Posted in The Godmanis government, economy on November 23rd, 2008


RIGA – Strong winds and heavy snow plagued Latvia today, as winter announced its arrival. White powder covered streets, the wind blew the snow across fields. City fathers are preparing for a flood. We, in Iļģuciems, do not have hot water, but still have electricity. For now.

While it would be premature to talk about the political winter here, the cold biting wind of police state has ripped through the country this week. On Saturday, the newspapers splashed the issue of the freedom of speech across the front pages. The image of Krišjānis Barons with his mouth shut (pictured above), looking at readers of Latvijas Avīze from a 100-lat bill, is a powerful one. After the two-day arrest of a Ventspils economist, the state police also launched a criminal investigation against a musician, following stupid remarks he had made at a concert.

Too often lecturers, economists, or musicians, aren’t the only ones speaking foolish things on economy. Veiko Spolītis offered an outstanding overview of official pronouncements by Latvian politicians and international organizations regarding the current economic slump here.

But I couldn’t help but dig through statements regarding possible devaluation of the national currency in the past. Perhaps, the State Police will give them a call and invite for a chat.

Edward Lucas writing for the Economist on Oct, 18, 2007:

Latvia is in the worst situation. Year-on-year inflation in September was a whopping 11.4%; the current-account deficit over a fifth of GDP. Bank lending, much of it in foreign currencies, has soared, creating a property bubble in the capital, Riga. Overheating has hurt competitiveness. To some the national currency, the lat, looks like the likeliest casualty.

Latvia’s position was not helped when Jürgen Stark, a board member of the European Central Bank, said earlier this month that ex-communist countries wanting to join the euro zone faced “substantial challenges”, banker-speak for “forget it”; Lorenzo Bini Smaghi, another ECB board member, publicly questioned the ability of these countries to keep inflation under control while maintaining fixed exchange rates, a stance that means adopting what is de facto the euro zone’s monetary policy.
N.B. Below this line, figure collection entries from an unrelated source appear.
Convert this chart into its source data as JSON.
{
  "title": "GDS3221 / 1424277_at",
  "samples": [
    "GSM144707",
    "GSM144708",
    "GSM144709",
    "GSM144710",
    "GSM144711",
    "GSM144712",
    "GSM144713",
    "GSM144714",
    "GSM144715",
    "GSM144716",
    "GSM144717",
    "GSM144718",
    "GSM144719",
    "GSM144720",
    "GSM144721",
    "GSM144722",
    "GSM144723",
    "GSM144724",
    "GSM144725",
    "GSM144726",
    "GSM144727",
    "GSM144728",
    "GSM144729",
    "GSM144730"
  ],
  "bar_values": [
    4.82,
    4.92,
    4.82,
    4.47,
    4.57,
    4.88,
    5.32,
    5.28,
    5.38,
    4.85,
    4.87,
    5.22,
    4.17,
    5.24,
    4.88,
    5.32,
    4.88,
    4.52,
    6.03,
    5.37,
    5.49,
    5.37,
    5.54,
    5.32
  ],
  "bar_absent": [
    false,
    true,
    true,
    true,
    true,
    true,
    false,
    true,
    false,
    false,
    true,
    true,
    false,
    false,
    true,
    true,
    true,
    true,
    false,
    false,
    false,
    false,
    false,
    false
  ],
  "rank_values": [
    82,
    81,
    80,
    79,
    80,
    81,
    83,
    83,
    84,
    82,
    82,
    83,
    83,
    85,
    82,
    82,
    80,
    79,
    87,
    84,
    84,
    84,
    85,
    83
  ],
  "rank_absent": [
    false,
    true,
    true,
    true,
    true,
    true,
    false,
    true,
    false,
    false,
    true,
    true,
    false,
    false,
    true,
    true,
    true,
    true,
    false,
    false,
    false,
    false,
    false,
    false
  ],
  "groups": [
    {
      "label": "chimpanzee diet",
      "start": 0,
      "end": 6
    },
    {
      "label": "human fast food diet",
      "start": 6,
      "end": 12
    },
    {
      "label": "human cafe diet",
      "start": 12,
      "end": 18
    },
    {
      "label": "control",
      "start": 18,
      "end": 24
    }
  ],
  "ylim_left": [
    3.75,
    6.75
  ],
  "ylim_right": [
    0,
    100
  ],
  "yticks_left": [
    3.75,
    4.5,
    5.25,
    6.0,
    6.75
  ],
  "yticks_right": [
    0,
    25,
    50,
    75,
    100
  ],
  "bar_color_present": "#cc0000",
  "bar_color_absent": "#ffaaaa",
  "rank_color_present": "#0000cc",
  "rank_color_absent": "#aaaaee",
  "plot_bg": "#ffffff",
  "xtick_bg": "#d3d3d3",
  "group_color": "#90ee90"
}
Lars Christensen in an interview to the International Herald Tribune, on Nov, 12, 2007:

“I can’t say for sure that I want Latvia to devalue - it’s tough decision,” said Lars Christensen, an analyst with Danske Bank in Copenhagen and a leading voice of gloom in Baltic economics. “But I sure can say that it’s pretty clear the ECB wants Latvia to devalue. It’s hard to see it any other way.”

Bjorn Wahlroos, CEO of Sampros in an interview to Sweden’s Affars Varlden on Oct. 28, 2008.

What is your view of the Baltic countries’ economies in general?

- They have an unreliable mode of a single cause. They all have overvalued currencies, to varying degrees. For those of us who have lived through 1991 in Finland is a trip to the Baltics a déjà vu. It is totally absurd that people think it is useful for anyone to maintain an over-valued currency. It is the surest way to stifle all economic activity in those countries, they lose their overall competitiveness abroad, with the domestic cost is higher than it should be.

Gundars Bērziņš of the People’s Party, the former finance minister, ahead of the summer Constitutional referendum:

“In a case of the positive outcome of the referendum the risks of devaluation will significantly increase. I think that within 18 months, plus six months, the devaluation of lat by 20 - 25 percent may become inevitable.”

Republished in the Latvijas Avīze on Nov. 22, 2008.